Вгоняет член раскаленным поршнем. Каждый мой вдох и выдох сопровождается стоном и новыми слезами. Острая струна натягивается и рвется, разрезая внутренности спазмами, а они расцветают судорогами и криками. Последние резкие и короткие фрикции, и Адам вжимается в бедра, врастая в мои конвульсии пульсирующим огнем. Его рык обращается в гул, а поцелуи в ожоги.
Всхлипываю, когда Адам с глухим стоном выскальзывает из меня, и оседаю на пол к его ногам, пребывая где-то на грани реальности. Вытираю слезы дрожащей рукой и отползаю к холодильнику. Между ног тянет.
— Сэндвич, — Адам с хрустом разминает шею, подбрасывает нож в воздух и ловко его перехватывает за рукоять.
Наблюдаю за тем, как он режет хлеб, ветчину и меня окатывает дрожь ужаса. Моя первая близость случилась на кухне с мужчиной, о котором я ничего не знаю. Я не так хотела.
— А как ты хотела? — Адам невозмутимо раскладывает тонкие ломтики ветчины на хлеб.
— Точно не на кухне… — шепчу я.
— А где? — Кидает на меня беглый и любопытный взгляд. — Дай угадаю. На шелковых простынях и лепестках роз? И при свечах?
— А что в этом плохого? — медленно моргаю я. — Красиво, романтично…
— Прелесть секса не во всей этой мишуре, Эни, а в оргазме, и ты его получила, — Адам скалится в улыбке и кидает сэндвич на тарелку. — Охренительно громкий и сильный оргазм, а романтики зачастую очень плохи в сексе, поэтому и прибегают к отвлекающим маневрам. Чтобы задобрить неудовлетворенную женщину.
— Ты просто деревенщина…
— И ты кончила от члена этого деревенщины, — подходит и протягивает тарелку с сэндвичем, — на кухне среди кастрюль и сковородок. В этом тоже есть своя романтика. Деревенская и внезапная романтика.
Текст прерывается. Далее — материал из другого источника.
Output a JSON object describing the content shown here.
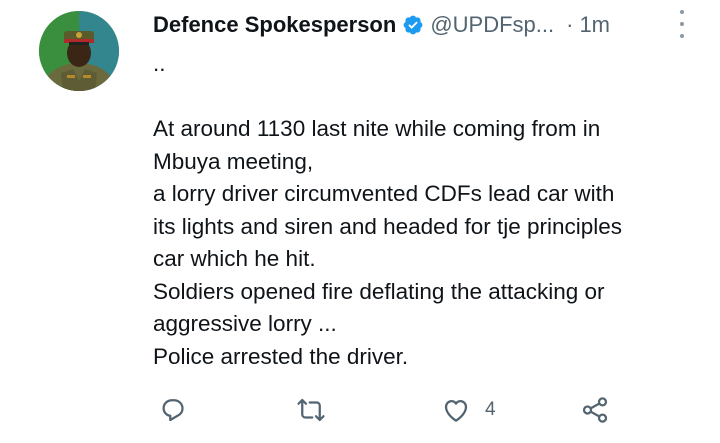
{
  "author": {
    "name": "Defence Spokesperson",
    "handle": "@UPDFsp...",
    "separator": "·",
    "time": "1m"
  },
  "tweet": {
    "lines": [
      "..",
      "",
      "At around 1130 last nite while coming from in",
      "Mbuya meeting,",
      "a lorry driver circumvented CDFs lead car with",
      "its lights and siren and headed for tje principles",
      "car which he hit.",
      "Soldiers opened fire deflating the attacking or",
      "aggressive lorry ...",
      "Police arrested the driver."
    ]
  },
  "actions": {
    "reply": {
      "icon": "reply-icon"
    },
    "retweet": {
      "icon": "retweet-icon"
    },
    "like": {
      "icon": "heart-icon",
      "count": "4"
    },
    "share": {
      "icon": "share-icon"
    }
  },
  "colors": {
    "text": "#0f1419",
    "secondary": "#536471",
    "verified": "#1d9bf0",
    "icon": "#536471"
  }
}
Я улавливаю запах ветчины, и рот полон слюней. Желудок отзывается на аппетитный запах сэндвича тихим урчанием, и Адам самодовольно улыбается. Он понял, что я голодная до того момента, как это осознала я. Подхватываю с тарелки сэндвич и зло поджимаю губы.
— Ешь, — отставляет тарелку, садится на стул, широко расставив ноги, и щурится. — Когда голоден, то надо покушать, Эни.
— А ты будешь смотреть?
— Да, — ухмыляется. — Или ты даже кушать стесняешься?
— Я тебя стесняюсь, — зло бурчу я.
— Можно уже не стесняться, — хмыкает. — Разве нет?
Кусаю сэндвич. Медленно прожевываю, глотаю и вскакиваю на ноги. Меня немного ведет в сторону. Адам недоуменно вскидывает бровь, но нож медленно убирает с края стола:
— Это бессмысленно, Эни.
— Мне завтра надо на пары!
— Нет, не надо.
— Да ты, гад такой, хоть знаешь, сколько я сил потратила, чтобы поступить?! — топаю ногой. — У меня ведь стипендия! Общежитие! и я всего лишусь из-за твоей морды бородатой?!
В ярости швыряю сэндвич в лицо рыкнувшего Адама и срываюсь с места. Да ни один мужик не стоит моего образования! Я должна быть завтра в университете и чхать я хотела на то, что меня похитили!
8. Глава 8. Кошмар продолжается
Я в лесу, и почти ничего не вижу, однако в стволы не врезаюсь, а под босыми ногами — мягкий и влажный мох. Никаких острых камней, иголок, веточек или корней, о которые можно споткнуться, будто густая чаща выстилает передо мной ковер, чтобы я не поранилась.
— Эни! Вернись!
Это все-таки сон. Даже в городском парке, если уйти чуть вглубь, можно напороться на колючие кусты, ногу подвернуть, подошву ботинка проткнуть острым камнем, а я тут хаотично бегаю и давно могла, например, нырнуть в заросли шиповника.
Останавливаюсь. Лунный свет пробивается сквозь ветви и легкий туман полосами, где-то ухает сова и шелестит ветер. Я должна проснуться. Либо я, действительно, стала жертвой маньяка в переулке и попала в странный лесной ад.